Le système de transport syrien nécessite sa modernisation. Construire des lignes ferroviaires à grande vitesse et des autoroutes dans le cadre des grands axes transcontinentaux reliant la Méditerranée, l’océan Indien, la mer Rouge, la mer Caspienne et la mer Noire, sera une priorité. C’est ce que projetait de réaliser la « stratégie des cinq océans » défendue par Bachar el Assad en 2009 avec l’éclatement du conflit.
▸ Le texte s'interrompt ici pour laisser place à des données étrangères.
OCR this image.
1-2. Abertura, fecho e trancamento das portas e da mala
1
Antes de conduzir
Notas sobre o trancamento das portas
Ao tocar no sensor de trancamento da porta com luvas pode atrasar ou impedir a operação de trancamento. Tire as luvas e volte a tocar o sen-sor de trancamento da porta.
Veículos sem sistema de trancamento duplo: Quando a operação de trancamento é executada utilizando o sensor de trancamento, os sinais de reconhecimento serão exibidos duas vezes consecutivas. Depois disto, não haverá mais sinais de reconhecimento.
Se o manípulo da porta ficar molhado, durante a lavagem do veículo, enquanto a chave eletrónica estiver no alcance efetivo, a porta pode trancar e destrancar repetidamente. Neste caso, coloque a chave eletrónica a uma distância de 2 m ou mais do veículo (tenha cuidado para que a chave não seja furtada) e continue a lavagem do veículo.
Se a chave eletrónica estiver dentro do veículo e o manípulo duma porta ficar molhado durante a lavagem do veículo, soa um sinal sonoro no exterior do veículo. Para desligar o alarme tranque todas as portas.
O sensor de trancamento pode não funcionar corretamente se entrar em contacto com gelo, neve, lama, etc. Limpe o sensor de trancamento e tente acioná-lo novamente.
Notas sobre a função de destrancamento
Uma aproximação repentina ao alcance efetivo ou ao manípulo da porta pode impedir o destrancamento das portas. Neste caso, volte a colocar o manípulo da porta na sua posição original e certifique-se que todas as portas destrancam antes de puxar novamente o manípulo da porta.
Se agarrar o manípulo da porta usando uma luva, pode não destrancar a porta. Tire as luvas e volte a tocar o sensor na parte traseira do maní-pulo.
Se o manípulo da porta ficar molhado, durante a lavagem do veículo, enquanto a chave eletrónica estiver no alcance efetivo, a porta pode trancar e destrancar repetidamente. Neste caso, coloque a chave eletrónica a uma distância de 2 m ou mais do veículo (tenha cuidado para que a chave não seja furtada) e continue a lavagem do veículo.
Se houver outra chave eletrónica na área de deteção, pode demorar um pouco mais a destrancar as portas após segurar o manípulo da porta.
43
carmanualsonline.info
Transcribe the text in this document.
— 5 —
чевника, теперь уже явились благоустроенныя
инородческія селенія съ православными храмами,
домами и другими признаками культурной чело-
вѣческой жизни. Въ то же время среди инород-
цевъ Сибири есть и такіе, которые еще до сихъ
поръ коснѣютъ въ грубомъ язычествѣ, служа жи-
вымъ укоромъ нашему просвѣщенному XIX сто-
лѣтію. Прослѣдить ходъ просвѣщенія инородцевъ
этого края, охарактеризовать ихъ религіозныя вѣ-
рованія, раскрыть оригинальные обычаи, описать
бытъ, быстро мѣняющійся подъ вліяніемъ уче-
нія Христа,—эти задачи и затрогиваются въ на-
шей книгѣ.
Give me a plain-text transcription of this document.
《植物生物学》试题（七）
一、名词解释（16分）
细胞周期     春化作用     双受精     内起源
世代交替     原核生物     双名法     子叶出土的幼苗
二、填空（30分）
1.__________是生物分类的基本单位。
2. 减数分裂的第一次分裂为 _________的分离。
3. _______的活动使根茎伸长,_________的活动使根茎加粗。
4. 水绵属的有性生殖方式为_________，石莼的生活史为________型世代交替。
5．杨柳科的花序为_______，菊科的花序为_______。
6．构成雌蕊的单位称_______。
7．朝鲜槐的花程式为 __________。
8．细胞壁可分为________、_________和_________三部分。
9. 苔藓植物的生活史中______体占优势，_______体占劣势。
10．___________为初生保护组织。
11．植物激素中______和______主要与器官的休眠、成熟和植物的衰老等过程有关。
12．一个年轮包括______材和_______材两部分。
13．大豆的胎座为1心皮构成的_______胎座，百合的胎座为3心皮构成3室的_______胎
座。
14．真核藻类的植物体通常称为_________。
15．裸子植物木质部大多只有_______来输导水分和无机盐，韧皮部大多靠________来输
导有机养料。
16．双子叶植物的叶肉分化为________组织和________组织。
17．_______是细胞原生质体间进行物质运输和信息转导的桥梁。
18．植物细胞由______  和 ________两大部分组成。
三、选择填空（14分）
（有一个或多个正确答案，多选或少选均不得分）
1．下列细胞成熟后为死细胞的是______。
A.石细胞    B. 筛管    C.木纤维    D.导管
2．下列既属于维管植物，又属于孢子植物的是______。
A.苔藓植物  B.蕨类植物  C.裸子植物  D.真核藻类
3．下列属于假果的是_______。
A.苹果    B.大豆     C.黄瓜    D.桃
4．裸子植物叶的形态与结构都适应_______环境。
L’approche « Nouvelle route de la soie » dépasse de loin la simple construction de moyens de transport. Elle prévoit la création de deux « corridors de développement » internationaux, l’un est-ouest, l’autre nord-sud, permettant de revigorer, à long terme, les vieux carrefours d’échanges syriens avec de la croissance et de la vitalité. A part des chemins de fers, ces corridors de développement incluront des oléoducs, des aqueducs, des zones industriels, une agriculture avancée et des nouvelles villes. Le dessalement de l’eau de mer, la mise en valeur des eaux souterraines et l’ionisation atmosphérique permettront, en coopération avec les pays voisins, de verdir le désert, de réduire les tempêtes de sable et d’accroître la surface agricole en vue d’une mise en valeur optimale des ressources.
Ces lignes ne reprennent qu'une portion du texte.